Yemen proporciona una prueba adicional al respecto. Durante años, los saudíes se han empeñado en exportar allí también su doctrina wahabita por medio de generosas donaciones y predicadores. En la parte zaidí del país, esta fue una de las causas del malestar entre los hutíes. En la zona suní, la predicación tuvo como consecuencia la conversión al radicalismo islámico de muchos antiguos sufíes. Estos forman parte ahora del partido islamista Al Islah, fundado y financiado por Riad, que a su vez ha sido un magnífico caldo de cultivo para Al Qaeda, cuya franquicia yemení, AQPA (Al Qaeda en la Península Arábiga) es, no por casualidad, la más activa y peligrosa del mundo.

Precisamente, uno de los objetivos declarados de los hutíes es acabar con el control que ejerce Al Qaeda en amplias zonas del país. En esto los hutíes han tenido bastante más éxito que la campaña de drones de la Casa Blanca, por más que uno de sus artefactos causara la muerte a inicios de febrero de uno de los líderes de la red terrorista en Yemen, Jalal Baleedi.
Los bombardeos de los saudíes y sus aliados —reanudados a principios de año a pesar del alto el fuego acordado en diciembre— han ayudado a Al Qaeda a extenderse al centro del país. Y la connivencia va más allá, como demuestra el caso de Mukalla, la importante ciudad el sur que en abril de 2015 Al Qaeda conquistó sin dificultad gracias a que las tropas de la Segunda Brigada de Infantería que la defendían le franquearon el paso. Resulta que el comandante de esta unidad, el general Mohammed Ali Mohsen, pertenece al partido Al Islah y se cree que está refugiado en Arabia Saudí, desde donde ordenó a sus hombres rendirse. Puesto que EE.UU. está dando apoyo logístico y cobertura diplomática a la operación saudí, vuelve a encontrarse en la misma paradoja que en Siria: luchando codo con codo con Al Qaeda.

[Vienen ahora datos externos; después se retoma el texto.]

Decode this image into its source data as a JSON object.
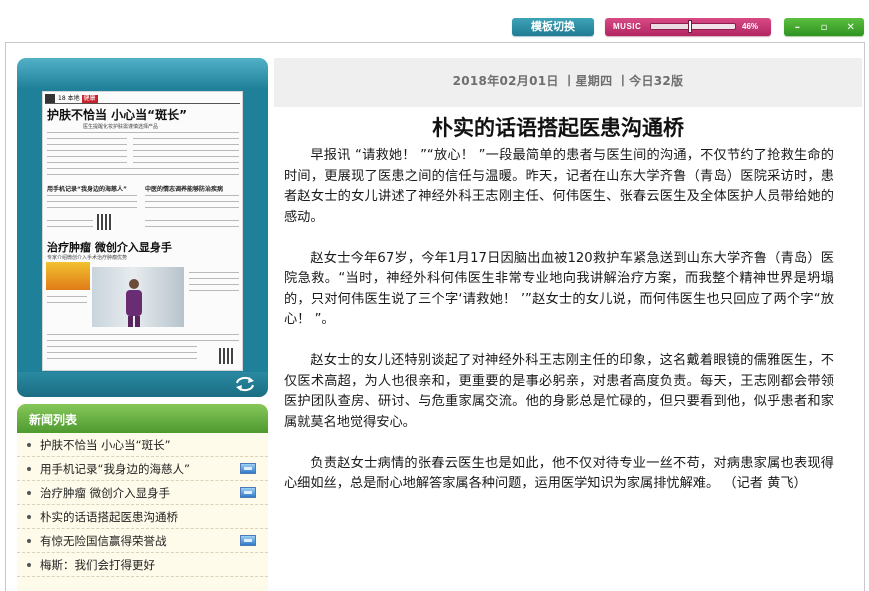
{
  "toolbar": {
    "template_switch_label": "模板切换",
    "music_label": "MUSIC",
    "music_volume_percent": 46,
    "music_volume_text": "46%",
    "minimize_icon": "minimize-icon",
    "restore_icon": "restore-icon",
    "close_icon": "close-icon",
    "minimize_glyph": "–",
    "restore_glyph": "▫",
    "close_glyph": "✕"
  },
  "newspaper": {
    "masthead_page": "18",
    "masthead_section": "本地",
    "masthead_tag": "健康",
    "headline_top": "护肤不恰当  小心当“斑长”",
    "subline_top": "医生提醒化妆护肤需谨慎选择产品",
    "mid_heading_left": "用手机记录“我身边的海慈人”",
    "mid_heading_right": "中医的情志调养能够防治疾病",
    "headline_lower": "治疗肿瘤  微创介入显身手",
    "lower_sub": "专家介绍微创介入手术治疗肿瘤优势"
  },
  "news_list": {
    "heading": "新闻列表",
    "items": [
      {
        "label": "护肤不恰当 小心当“斑长”",
        "has_video": false
      },
      {
        "label": "用手机记录“我身边的海慈人”",
        "has_video": true
      },
      {
        "label": "治疗肿瘤 微创介入显身手",
        "has_video": true
      },
      {
        "label": "朴实的话语搭起医患沟通桥",
        "has_video": false
      },
      {
        "label": "有惊无险国信赢得荣誉战",
        "has_video": true
      },
      {
        "label": "梅斯：我们会打得更好",
        "has_video": false
      }
    ]
  },
  "article": {
    "date_line": "2018年02月01日 丨星期四 丨今日32版",
    "title": "朴实的话语搭起医患沟通桥",
    "paragraphs": [
      "早报讯 “请救她！ ”“放心！ ”一段最简单的患者与医生间的沟通，不仅节约了抢救生命的时间，更展现了医患之间的信任与温暖。昨天，记者在山东大学齐鲁（青岛）医院采访时，患者赵女士的女儿讲述了神经外科王志刚主任、何伟医生、张春云医生及全体医护人员带给她的感动。",
      "赵女士今年67岁，今年1月17日因脑出血被120救护车紧急送到山东大学齐鲁（青岛）医院急救。“当时，神经外科何伟医生非常专业地向我讲解治疗方案，而我整个精神世界是坍塌的，只对何伟医生说了三个字‘请救她！ ’”赵女士的女儿说，而何伟医生也只回应了两个字“放心！ ”。",
      "赵女士的女儿还特别谈起了对神经外科王志刚主任的印象，这名戴着眼镜的儒雅医生，不仅医术高超，为人也很亲和，更重要的是事必躬亲，对患者高度负责。每天，王志刚都会带领医护团队查房、研讨、与危重家属交流。他的身影总是忙碌的，但只要看到他，似乎患者和家属就莫名地觉得安心。",
      "负责赵女士病情的张春云医生也是如此，他不仅对待专业一丝不苟，对病患家属也表现得心细如丝，总是耐心地解答家属各种问题，运用医学知识为家属排忧解难。 （记者 黄飞）"
    ]
  },
  "colors": {
    "teal": "#1f8099",
    "pink": "#b12661",
    "green": "#4e9a2f",
    "list_bg": "#fffbea"
  }
}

¿Cómo acabará esta locura saudí? Las tropas del reino no tienen la capacidad de ocupar Yemen como hicieron con Baréin. Aunque parezca sorprendente, los hutíes les han infligido derrotas humillantes en el pasado. La inseguridad de Riad es evidente; ha tenido que rodearse de aliados como Egipto, Sudán, el Golfo... Lo que sí pueden lograr los coaligados es frenar a los hutíes, pero entonces el poder acabará cayendo en manos de Al Qaeda. Si esto ocurre, al menos una cosa es segura: como sucedió con Estado Islámico en Siria, los medios tendrán que prestar más atención a la guerra de Yemen.